Let’s just leave the pile of trash alone.

We have mentioned it to fellow neighbors.  They always agreed it looked like trash, and they joined us in complaining to the golf course.  But they also didn’t hear back from the golf course. 

Over time rock got placed on top of the fencing materials, and mud washed over it, making the barbered wire get buried in the dirt.  But the eyesore remained. 

It was clear nobody had any plans to get rid of this trash.  The longer it sat, the more it became permanent. 

My wife, Sue, and I thought it was a problem.  We thought somebody should do something about it. 

Our thinking has been it isn’t our problem.  It is somebody else’s problem. It’s not on our land and we didn’t put it there!

But since it only really bugged the two of us and nobody else was taking action, it was our problem.

So this weekend, I put on my leather gloves and a pair of work shoes and set out to see what it would take to move this pile of trash up the hill 50 yards to the construction dumpster on the street.  (The contractor who built our house is building another house nearby).

I moved some rocks and pulled.  It moved the pile slightly. 

I moved some more rocks and pulled some more.  I got more movement.

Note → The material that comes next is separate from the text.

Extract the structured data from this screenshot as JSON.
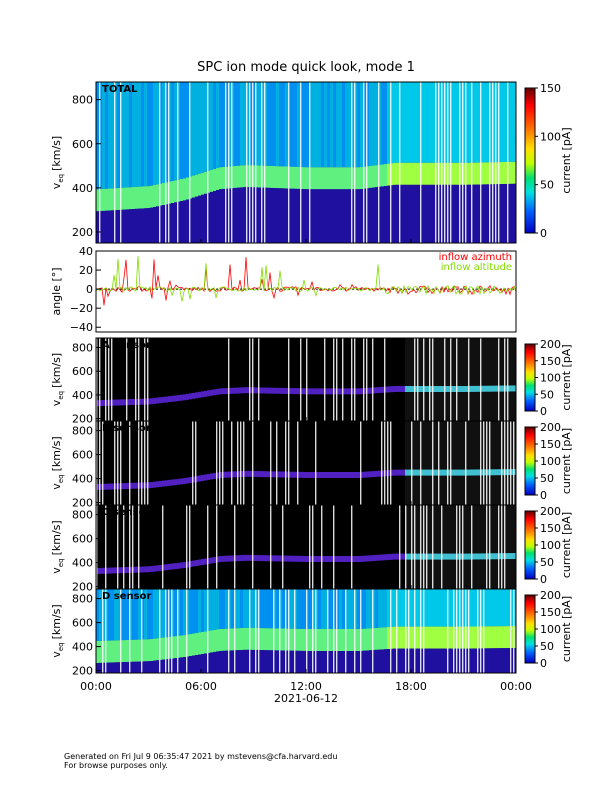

I repeated the process several more times, and in what seemed like no time, I had the pile moved next to the dumpster.  The victory was ours.  The trash is gone. (The next day the contractor but the trash into the dumpster).

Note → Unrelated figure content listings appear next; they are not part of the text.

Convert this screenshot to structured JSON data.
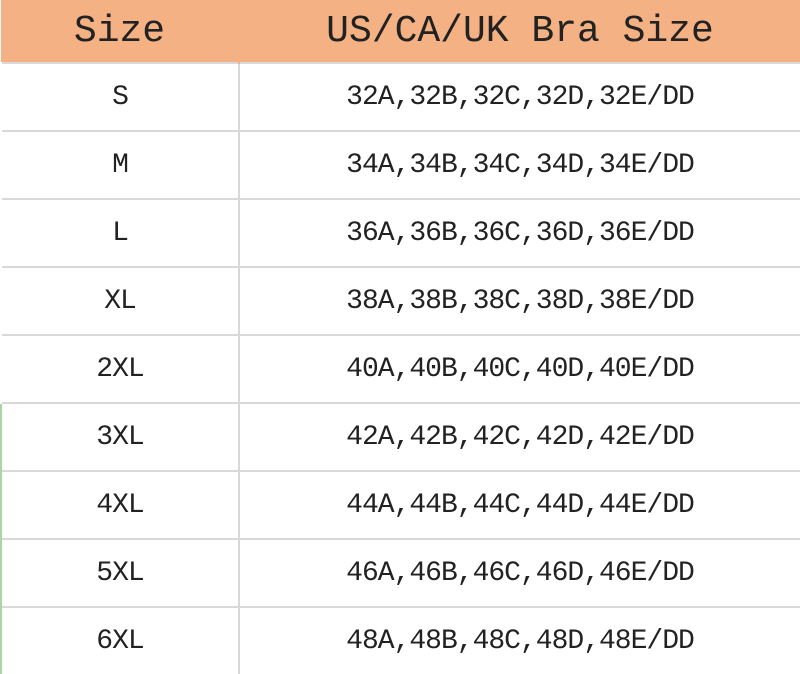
{
  "header": {
    "size": "Size",
    "bra_size": "US/CA/UK Bra Size"
  },
  "header_color": "#f4b183",
  "rows": [
    {
      "size": "S",
      "bra": "32A,32B,32C,32D,32E/DD"
    },
    {
      "size": "M",
      "bra": "34A,34B,34C,34D,34E/DD"
    },
    {
      "size": "L",
      "bra": "36A,36B,36C,36D,36E/DD"
    },
    {
      "size": "XL",
      "bra": "38A,38B,38C,38D,38E/DD"
    },
    {
      "size": "2XL",
      "bra": "40A,40B,40C,40D,40E/DD"
    },
    {
      "size": "3XL",
      "bra": "42A,42B,42C,42D,42E/DD"
    },
    {
      "size": "4XL",
      "bra": "44A,44B,44C,44D,44E/DD"
    },
    {
      "size": "5XL",
      "bra": "46A,46B,46C,46D,46E/DD"
    },
    {
      "size": "6XL",
      "bra": "48A,48B,48C,48D,48E/DD"
    }
  ]
}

All the time we spent trying to get the “right” people to do the “right” thing and clean up their mess was a waste of time.  We spent hours of our lives complaining to people trying to get the issue cleared up.  When I stopped complaining and went into action mode, it took about ½ hour. 

Have I become a world-class enabler?  Will the golf course start to think I will do their work for them consistently?  No, and doubtful. 

I’m happier, and my view has improved.  I feel kind of foolish.  Why did I let an issue I could solve myself bother me so much?